Com sua popularidade no Twitter, Caires comenta que muitas vezes as pessoas a veem como uma especialista no assunto, mesmo a jornalista falando que não. “Eu acho até engraçado: me perguntam sobre a saúde delas, sobre decisões, e eu já falo assim: ‘eu não sou profissional de saúde, não posso falar’. Mas enfim nem adianta falar, ah mas eu falo que não sou, porque tem pessoas que me veem como [especialista] entende?”.

Escolha para se preservar e a saudade

Tudo que se posta nas redes gera uma réplica, nada fica sem resposta. “A gente vai aprendendo isso com o tempo, eu tenho até alguns conhecidos que falam ‘como você não fica brigando?’. Falam cada coisa, mas é uma escolha mesmo entrar lá e ficar respondendo quando uma pessoa faz um comentário desagradável”, conta Luiza sobre a relação com o público.

É claro que os comentários agressivos a incomodam, ainda mais no período de isolamento social e com a doença afetando pessoas próximas. “Você tem que realmente trabalhar muito para se preservar também. São assuntos que nos deixam muito afetados. Porque às vezes a pessoa está falando alguma coisa sobre a pandemia que não é só uma coisa que te irritou, mas você já está chateada, porque acabou de saber que um amigo perdeu o pai, daí aquilo já pesa muito mais. Todo mundo está mais sensível, é bem mais complicado”.
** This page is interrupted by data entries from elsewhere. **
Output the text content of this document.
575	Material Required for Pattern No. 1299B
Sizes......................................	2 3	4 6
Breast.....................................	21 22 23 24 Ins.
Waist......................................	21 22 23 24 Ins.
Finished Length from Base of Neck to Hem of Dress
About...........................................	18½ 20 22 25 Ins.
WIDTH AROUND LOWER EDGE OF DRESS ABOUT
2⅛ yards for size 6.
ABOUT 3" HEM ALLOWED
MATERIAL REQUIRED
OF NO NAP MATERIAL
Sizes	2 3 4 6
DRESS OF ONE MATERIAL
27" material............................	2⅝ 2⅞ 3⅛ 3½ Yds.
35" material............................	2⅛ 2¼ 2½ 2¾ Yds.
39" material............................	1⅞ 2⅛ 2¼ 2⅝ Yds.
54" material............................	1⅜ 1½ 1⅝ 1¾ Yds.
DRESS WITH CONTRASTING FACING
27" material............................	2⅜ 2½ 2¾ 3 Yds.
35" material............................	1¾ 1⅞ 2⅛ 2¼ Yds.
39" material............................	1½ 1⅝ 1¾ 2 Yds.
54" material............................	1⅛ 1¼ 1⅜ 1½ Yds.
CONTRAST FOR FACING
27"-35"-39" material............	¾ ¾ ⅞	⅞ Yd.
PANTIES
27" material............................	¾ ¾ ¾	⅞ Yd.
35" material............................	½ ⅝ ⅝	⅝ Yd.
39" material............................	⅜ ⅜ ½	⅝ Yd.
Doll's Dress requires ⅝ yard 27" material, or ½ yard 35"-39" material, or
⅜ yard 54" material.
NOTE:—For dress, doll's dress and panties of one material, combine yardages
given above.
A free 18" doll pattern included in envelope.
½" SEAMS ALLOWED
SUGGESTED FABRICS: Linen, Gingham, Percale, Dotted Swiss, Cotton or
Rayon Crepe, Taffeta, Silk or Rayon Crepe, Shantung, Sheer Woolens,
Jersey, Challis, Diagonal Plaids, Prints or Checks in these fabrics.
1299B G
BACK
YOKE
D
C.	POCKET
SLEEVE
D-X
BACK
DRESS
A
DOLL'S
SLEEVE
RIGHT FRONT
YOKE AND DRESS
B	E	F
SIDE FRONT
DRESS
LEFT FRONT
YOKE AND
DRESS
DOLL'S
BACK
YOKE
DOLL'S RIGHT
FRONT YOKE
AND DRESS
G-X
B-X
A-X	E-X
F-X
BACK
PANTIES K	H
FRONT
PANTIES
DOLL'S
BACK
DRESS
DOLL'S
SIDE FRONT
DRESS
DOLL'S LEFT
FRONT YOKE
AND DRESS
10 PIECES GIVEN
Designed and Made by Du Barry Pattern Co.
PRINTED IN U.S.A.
Da mesma forma que muitos brasileiros, Luiza também é uma pessoa que sofre com a saudade. Ela está sem ver os pais, que moram no interior da Bahia, há quase um ano e meio. Sem contar as saudades dos amigos e do ambiente de trabalho. “Eu gosto de fazer muita brincadeira, então estou com saudade de tirar um sarro e de fazer umas piadas ruins”, fala ela brincando sobre a relação com os amigos.

Ao refletir sobre as consequências do coronavírus, Caires acredita que a sociedade mudará a dinâmica de relacionamento interpessoal, e finaliza a chamada de vídeo, com a reflexão: “A falta de interação afetou todo mundo. Eu estava lendo um livro sobre epidemias contando como, à certa altura da idade média, entre os feudos, não existiam muitas epidemias porque as pessoas viviam em arranjos menores e não conheciam muitas pessoas fora desse arranjo. Hoje em dia conhecemos muita gente, e fico pensando se vamos voltar a ter o contato como antes, com o tanto de gente que conhecemos, ou se vamos ficar apenas com alguns amigos no contato pessoal e o resto online. Acredito que alguma coisa vai mudar”.